Oui, il est possible d'écrire l'histoire du Tchad. Mais pour qu'elle soit acceptée par tous et qu'elle contribue à l'unité nationale, cette entreprise doit s'inscrire dans un contexte de paix, de réconciliation et d'apaisement des mémoires.
L'histoire ne peut être écrite sereinement lorsque les blessures sont encore ouvertes, lorsque les rancœurs dominent le débat public ou lorsque chaque groupe cherche à imposer sa propre version des événements. Avant tout, les Tchadiens doivent se réconcilier avec eux-mêmes, se libérer de la haine, du désir de revanche et des lectures partisanes du passé. Une nation forte est celle qui est capable de regarder son histoire en face, avec ses grandeurs comme avec ses erreurs.
L'histoire du Tchad appartient à tous les Tchadiens. Elle ne doit exclure personne. Tous ceux qui ont marqué la construction du pays, qu'ils aient été chefs d'État, militaires, résistants, intellectuels, administrateurs ou acteurs politiques, doivent être étudiés et évalués avec objectivité. Ils ont agi dans des contextes différents, avec leurs qualités, leurs limites, leurs succès et leurs échecs.
A cet égard, le pays gagnerait à reconnaître officiellement l'apport historique de nombreuses personnalités qui ont marqué son parcours national, parmi lesquelles Hassan Ahmat Moussa, Mahamat El Bakhlani, Abakar Jalabo, Mahamat Abba Seid, Hissène Habré, Idriss Déby Itno, Félix Malloum, François Tombalbaye, Lol Mahamat Choua, Ahmat Acyl Akhbach, Ahmat Khoulamallah, Goukouni Oueddei et bien d'autres encore. Il ne s'agit pas de glorifier aveuglément les hommes, mais de reconnaître leur place dans l'histoire nationale.
L'érection de monuments, de mémoriaux, de musées ou d'espaces de mémoire dédiés aux différentes figures et périodes de l'histoire tchadienne pourrait contribuer à transmettre aux nouvelles générations le message que la nation respecte tous ses enfants et assume l'ensemble de son héritage historique.

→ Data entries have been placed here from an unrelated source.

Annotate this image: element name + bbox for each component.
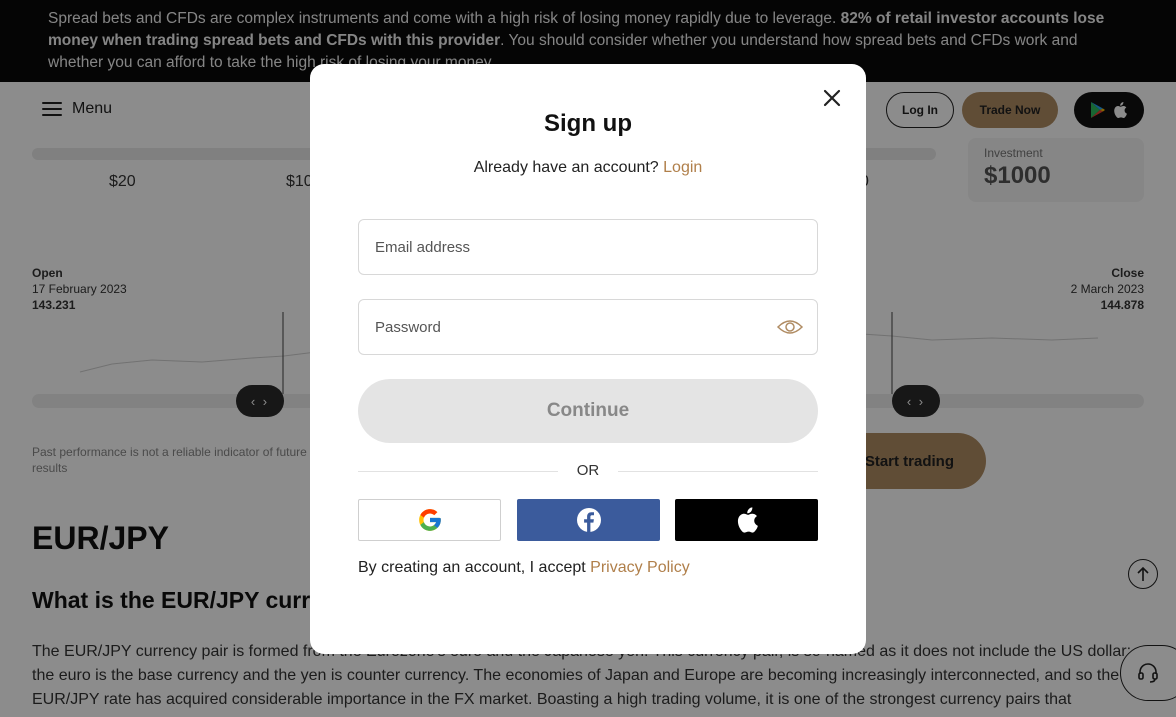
terms-text: By creating an account, I accept Privacy…: [358, 559, 690, 577]
terms-label: By creating an account, I accept: [358, 559, 586, 576]
continue-button[interactable]: Continue: [358, 379, 818, 443]
close-icon[interactable]: [820, 86, 844, 110]
apple-signup-button[interactable]: [675, 499, 818, 541]
privacy-policy-link[interactable]: Privacy Policy: [590, 559, 690, 576]
password-input[interactable]: [358, 299, 818, 355]
facebook-signup-button[interactable]: [517, 499, 660, 541]
google-signup-button[interactable]: [358, 499, 501, 541]
facebook-icon: [576, 508, 601, 532]
eye-icon[interactable]: [776, 316, 804, 338]
modal-title: Sign up: [544, 110, 632, 137]
apple-icon: [737, 507, 758, 533]
signup-modal: Sign up Already have an account? Login C…: [310, 64, 866, 654]
google-icon: [418, 509, 441, 531]
login-link[interactable]: Login: [663, 159, 702, 176]
email-input[interactable]: [358, 219, 818, 275]
login-prompt: Already have an account? Login: [310, 159, 866, 177]
or-label: OR: [576, 462, 600, 479]
already-text: Already have an account?: [473, 159, 659, 176]
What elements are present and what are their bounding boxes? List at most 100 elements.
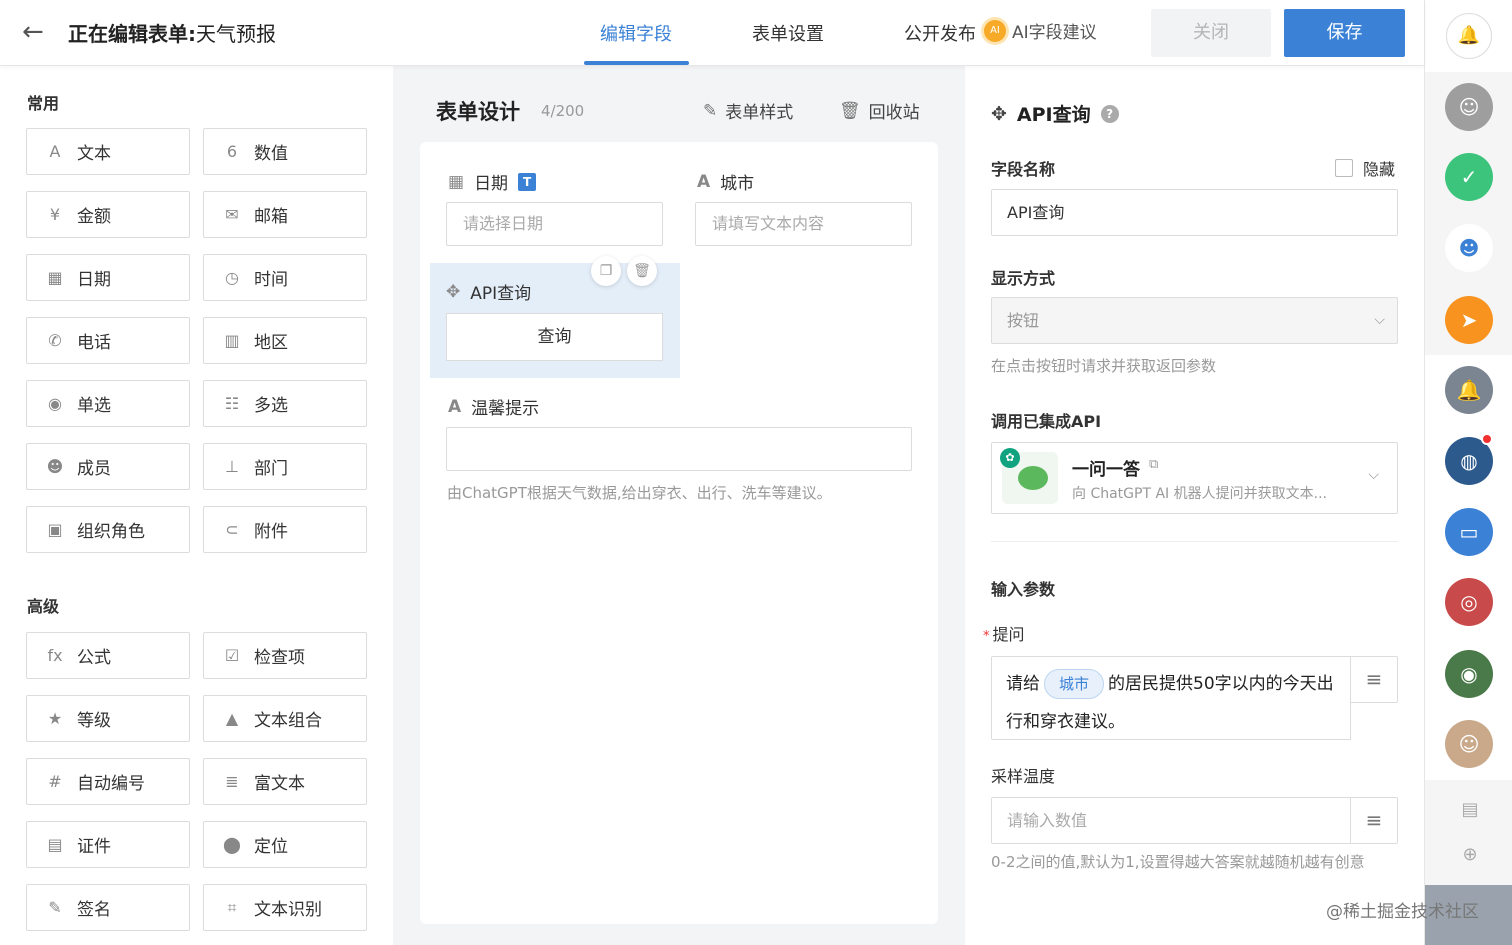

L'écriture de cette histoire devrait suivre une démarche scientifique et chronologique. Elle pourrait commencer par les grands royaumes et empires précoloniaux, les dynamiques politiques, économiques et culturelles qui existaient avant la pénétration coloniale, puis aborder la période de la conquête et de l'administration coloniale, la lutte pour l'indépendance, et enfin les différentes phases de l'histoire postindépendance.
Le défi n'est pas seulement de raconter les événements, mais de comprendre les mécanismes qui ont conduit aux conflits, aux divisions, aux rébellions et aux crises successives afin d'en tirer les leçons pour l'avenir.
L'histoire d'un pays ne s'écrit pas dans la vengeance. Elle s'écrit dans la vérité, la paix, la réconciliation et le respect mutuel. Le Tchad aura véritablement réussi son unité nationale lorsque chaque citoyen pourra se reconnaître dans le récit national, quelle que soit son origine, sa région ou son appartenance communautaire.
Dr. Ahmat Yacoub Dabio
Ancien Conseiller chargé de Mission du Médiateur de la République
Expert en gestion de crises complexes et interdépendantes
Président du Centre d'Etudes pour le Développement et la Prévention de l'Extrémisme (CEDPE)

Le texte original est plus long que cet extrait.